The same phenomena (centering/damping + laryngealization + diphthongization) can happen to *y*, this is called Lidingö/Viby y.

Further reading:

SWEDISH ‘DAMPED’ /i/ AND /y/: EXPERIMENTAL AND TYPOLOGICAL
OBSERVATIONS by  Sven Björsten and Olle Engstrand (at Stockholm University)

http://citeseerx.ist.psu.edu/viewdoc/download?doi=10.1.1.444.4554&rep=rep1&type=pdf

PS
There is not only a dialectal/sociolectal factor but also a poshness factor that comes into play. Some people who lived in a pure [i:] region may abrace the [ ɨ̰: ( j ) ] pronunciation later in life (either deliberately or unconsciously) just to show they moved from the middle class into an upper class,  Martin Åslund comes to mind. This is to show that not even men are immune to ''poshness'' factors in speech.

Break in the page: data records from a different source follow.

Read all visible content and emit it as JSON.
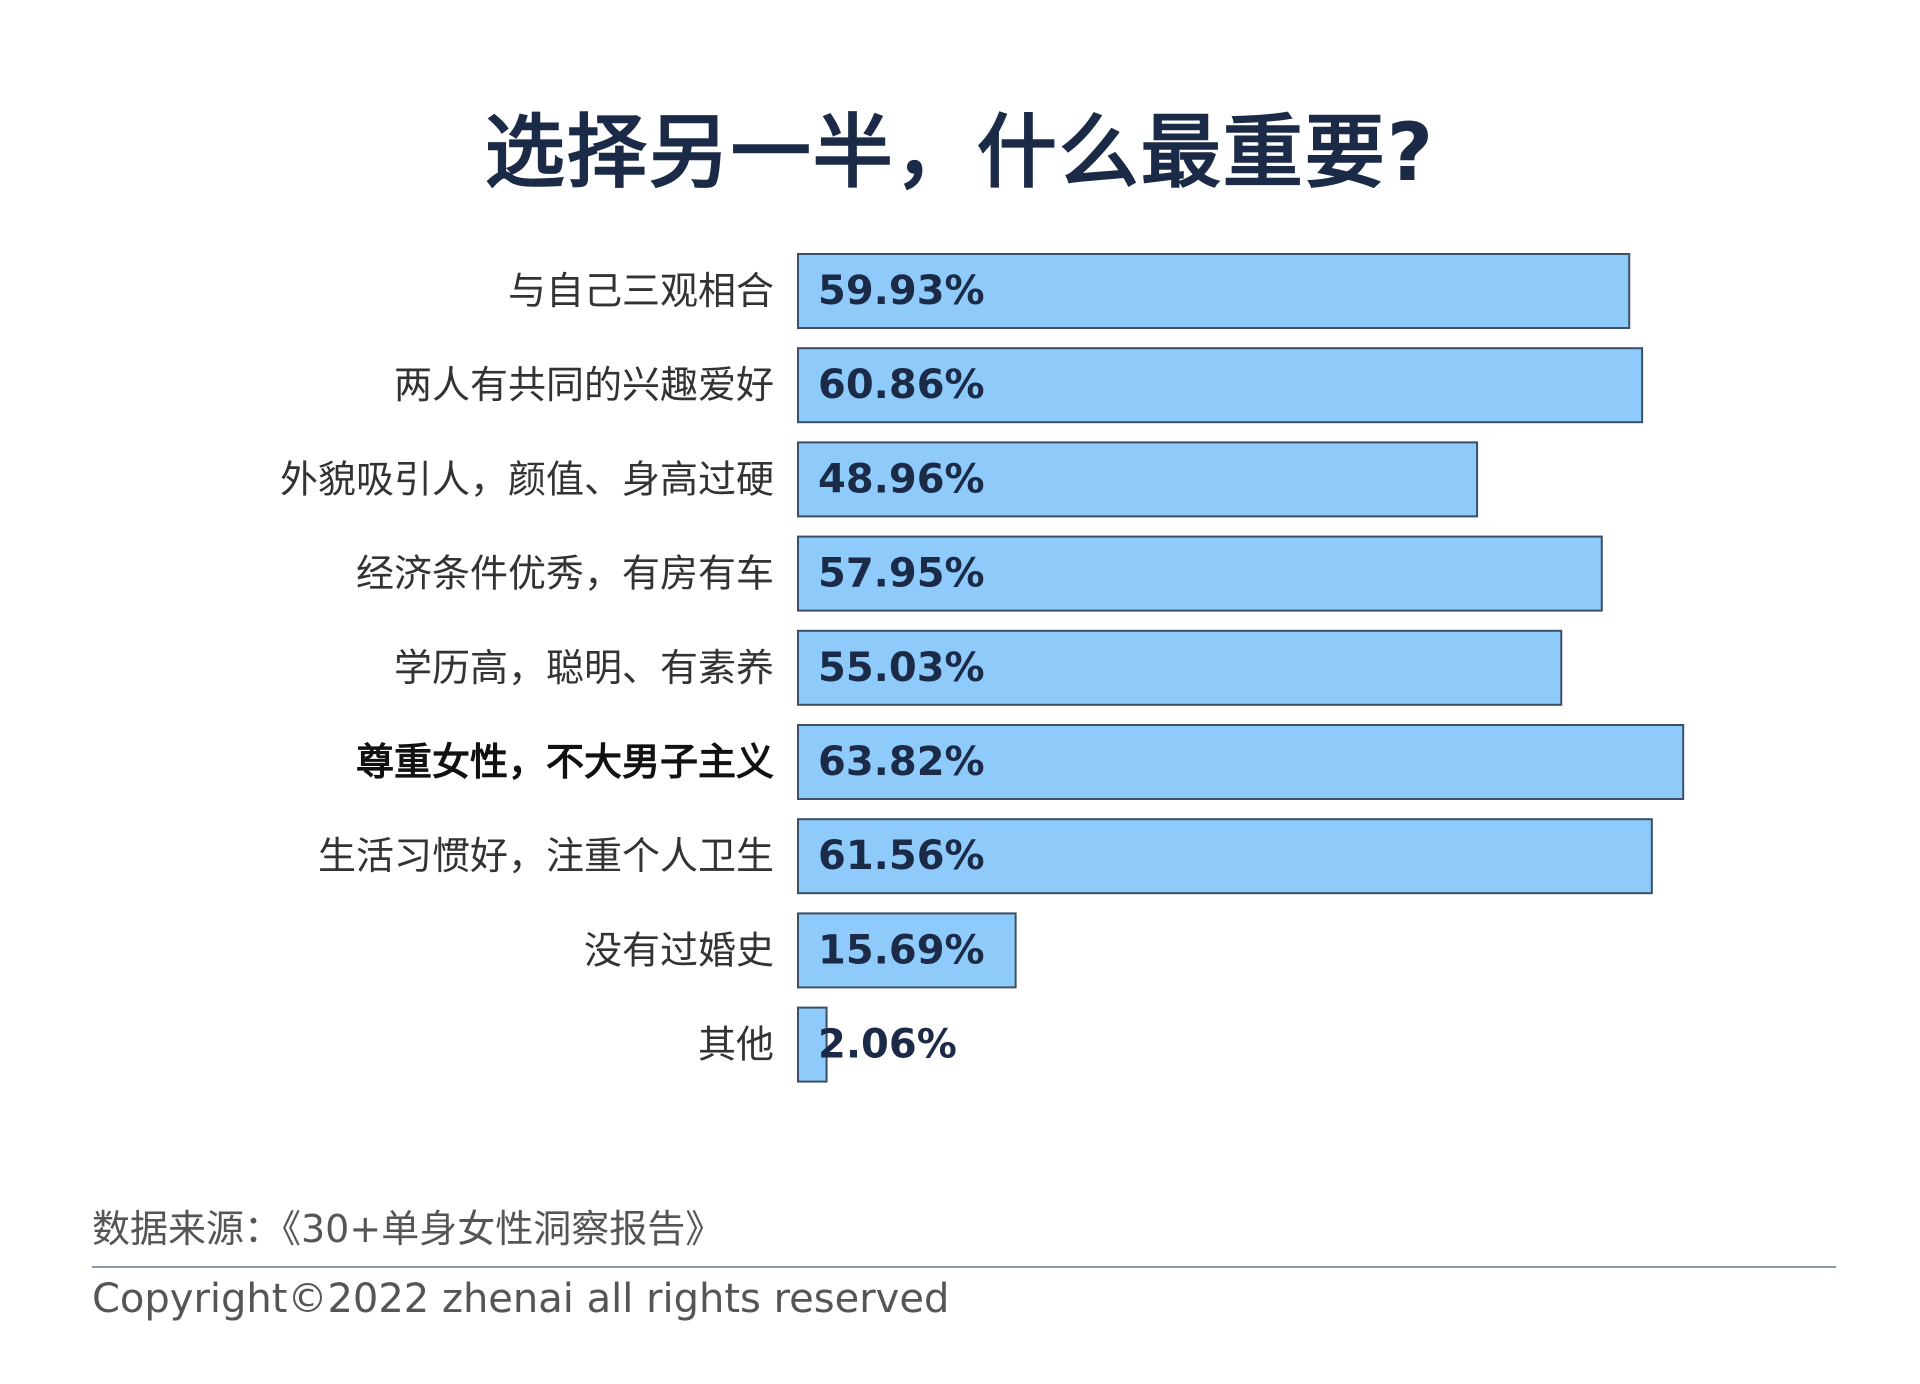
{
  "title": "选择另一半，什么最重要?",
  "chart_data": {
    "type": "bar",
    "orientation": "horizontal",
    "title": "选择另一半，什么最重要?",
    "categories": [
      "与自己三观相合",
      "两人有共同的兴趣爱好",
      "外貌吸引人，颜值、身高过硬",
      "经济条件优秀，有房有车",
      "学历高，聪明、有素养",
      "尊重女性，不大男子主义",
      "生活习惯好，注重个人卫生",
      "没有过婚史",
      "其他"
    ],
    "values": [
      59.93,
      60.86,
      48.96,
      57.95,
      55.03,
      63.82,
      61.56,
      15.69,
      2.06
    ],
    "value_labels": [
      "59.93%",
      "60.86%",
      "48.96%",
      "57.95%",
      "55.03%",
      "63.82%",
      "61.56%",
      "15.69%",
      "2.06%"
    ],
    "emphasized_category": "尊重女性，不大男子主义",
    "xlim": [
      0,
      70
    ],
    "grid": false,
    "legend": "none",
    "bar_color": "#8ecbfb",
    "bar_border_color": "#3d4f66",
    "label_color": "#333333",
    "value_color": "#1b2a47"
  },
  "footer": {
    "source": "数据来源：《30+单身女性洞察报告》",
    "copyright": "Copyright©2022  zhenai  all rights reserved"
  }
}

This whole thing of shifting of long I and long Y in Swedish made them sound more similar,
the difference is nowhere as distant (and thus _easier for foreigners to hear_) as in Norwegian.


----------



## Tjahzi

Ehm, no. The vowel discussed in this thread is not the "Lidingö-i".


----------



## mexerica feliz

Lidingö/Viby-i is so omnipresent on SVT and TV3 newscasts it could be called a new ''standard'' Swedish /i/.
For most people who have it, it's the normal way of pronouncing /i/, and they fail to hear the difference with the ''older'' mainstream /i/,
which makes it very funny when they start pronouncing English words with this i. Not only ''bimbosarna'' uses it, but it's spreading like rapid fire,
all across Western, Central and Eastern Sweden, no wonder, it was used in many dialects, and it has origin in various geographical points,
this makes it ''omniswedish''.


----------



## cocuyo

Actually, the i pronunciation in Swedish is different in different dialects and also depending on adjoining consonants. The fricative sound is more prominent in conjunction with a fricative consonant, although it may be present also when the i stands alone. I remember that it was heckled in the school at Östermalm when I was about twelve years old in the fifties, mostly with the phrase: "Gå på Tevi och käka biskvi." 

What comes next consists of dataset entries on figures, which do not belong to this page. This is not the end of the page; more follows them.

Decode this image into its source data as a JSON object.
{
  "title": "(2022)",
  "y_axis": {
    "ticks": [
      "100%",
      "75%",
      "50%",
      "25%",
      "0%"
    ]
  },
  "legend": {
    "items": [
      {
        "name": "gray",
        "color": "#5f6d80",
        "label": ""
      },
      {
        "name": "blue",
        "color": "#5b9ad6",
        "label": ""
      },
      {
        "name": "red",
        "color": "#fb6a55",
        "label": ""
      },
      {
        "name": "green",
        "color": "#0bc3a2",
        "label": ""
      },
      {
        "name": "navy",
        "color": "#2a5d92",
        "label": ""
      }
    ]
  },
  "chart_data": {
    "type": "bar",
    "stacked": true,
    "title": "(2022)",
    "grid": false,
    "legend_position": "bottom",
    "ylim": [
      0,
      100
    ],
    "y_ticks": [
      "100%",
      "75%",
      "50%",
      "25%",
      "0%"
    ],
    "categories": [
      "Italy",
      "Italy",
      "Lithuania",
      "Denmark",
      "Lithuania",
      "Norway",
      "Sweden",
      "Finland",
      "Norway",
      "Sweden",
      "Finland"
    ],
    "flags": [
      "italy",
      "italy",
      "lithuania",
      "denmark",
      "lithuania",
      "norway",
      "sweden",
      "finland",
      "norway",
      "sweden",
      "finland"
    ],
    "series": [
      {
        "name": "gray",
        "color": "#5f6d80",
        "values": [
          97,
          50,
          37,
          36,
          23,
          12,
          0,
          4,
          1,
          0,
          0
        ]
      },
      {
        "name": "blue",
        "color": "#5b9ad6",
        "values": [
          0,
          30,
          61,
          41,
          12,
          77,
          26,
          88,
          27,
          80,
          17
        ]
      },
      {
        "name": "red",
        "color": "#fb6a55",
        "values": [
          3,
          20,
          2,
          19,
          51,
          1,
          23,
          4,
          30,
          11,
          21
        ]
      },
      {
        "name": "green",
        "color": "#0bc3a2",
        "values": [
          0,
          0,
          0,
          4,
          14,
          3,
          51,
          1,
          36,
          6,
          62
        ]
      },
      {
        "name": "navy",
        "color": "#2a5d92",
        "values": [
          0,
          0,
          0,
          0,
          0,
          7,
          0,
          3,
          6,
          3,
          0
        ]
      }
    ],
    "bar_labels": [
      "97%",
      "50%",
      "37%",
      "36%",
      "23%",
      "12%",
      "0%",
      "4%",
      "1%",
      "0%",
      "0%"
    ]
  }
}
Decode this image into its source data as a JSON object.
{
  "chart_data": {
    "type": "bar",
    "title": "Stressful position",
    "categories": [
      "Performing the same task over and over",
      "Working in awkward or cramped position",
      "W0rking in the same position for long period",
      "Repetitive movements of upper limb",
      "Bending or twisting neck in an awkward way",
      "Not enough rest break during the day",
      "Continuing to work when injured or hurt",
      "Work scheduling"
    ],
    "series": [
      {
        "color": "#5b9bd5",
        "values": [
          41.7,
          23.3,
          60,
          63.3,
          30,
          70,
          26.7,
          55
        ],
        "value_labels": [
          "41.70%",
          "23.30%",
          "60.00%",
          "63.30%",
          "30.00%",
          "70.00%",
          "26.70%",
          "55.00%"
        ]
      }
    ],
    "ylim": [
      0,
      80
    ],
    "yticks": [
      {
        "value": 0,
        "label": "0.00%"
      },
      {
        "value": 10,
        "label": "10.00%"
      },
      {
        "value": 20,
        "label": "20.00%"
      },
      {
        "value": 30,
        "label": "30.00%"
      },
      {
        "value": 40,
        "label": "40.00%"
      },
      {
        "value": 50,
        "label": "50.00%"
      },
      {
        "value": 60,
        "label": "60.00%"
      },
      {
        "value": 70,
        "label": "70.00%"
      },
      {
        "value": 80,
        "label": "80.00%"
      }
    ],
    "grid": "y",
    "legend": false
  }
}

The most extreme form can also be heard here in Lidingö, as well as in Bohuslän, I have heard it in Orust, where the sound of the i is just a buzz, the toning zed consonant. Tip of tongue between front teeth and the airstream articulated between tongue and palate just behind front teeth. 

But the i sound is a continuum between a clean "ee" and this "buzz". Anything in between goes, and it is also possible to round it of with the j sound.


----------



## AutumnOwl

Here you can hear some Orust dialects: http://swedia.ling.gu.se/Gotaland/Bohuslan/Orust/index.html


----------



## merryweather

I would love to have a simple answer to this question, too!


----------



## Göte

merryweather said:


> I would love to have a simple answer to this question, too!



Make the English ee-sound, and move the tongue further to the front and up without constricting too much, which would create a /j/.


----------



## Tjahzi

Göte indeed summed it up well.


----------



## merryweather

Göte said:


> Make the English ee-sound, and move the tongue further to the front and up without constricting too much, which would create a /j/.



OK, I'll try that! But it even sounds to me like the sound appears in a different place (if that is possible). But I know exactly what hjoi means; to English ears this sound is very strange and sounds rather "strangulated", but I guess that is because of the high position of the tongue that is so foreign to us Brits.

That said, I have heard plenty of Swedes speaking Swedish who _didn't _use this strangulated "i" sound.

I guess it wouldn't be a tragedy if I never mastered it, would it?


----------



## cocuyo

There will never be a problem if you don't get that sound, and any ee sound you do is perfect. No problem at all. The difficulties in Swedish are quite different from that, and it is mainly the melody, the intonation, that will be super hard to learn - most people cannot learn that unless they learn from a very young age.


----------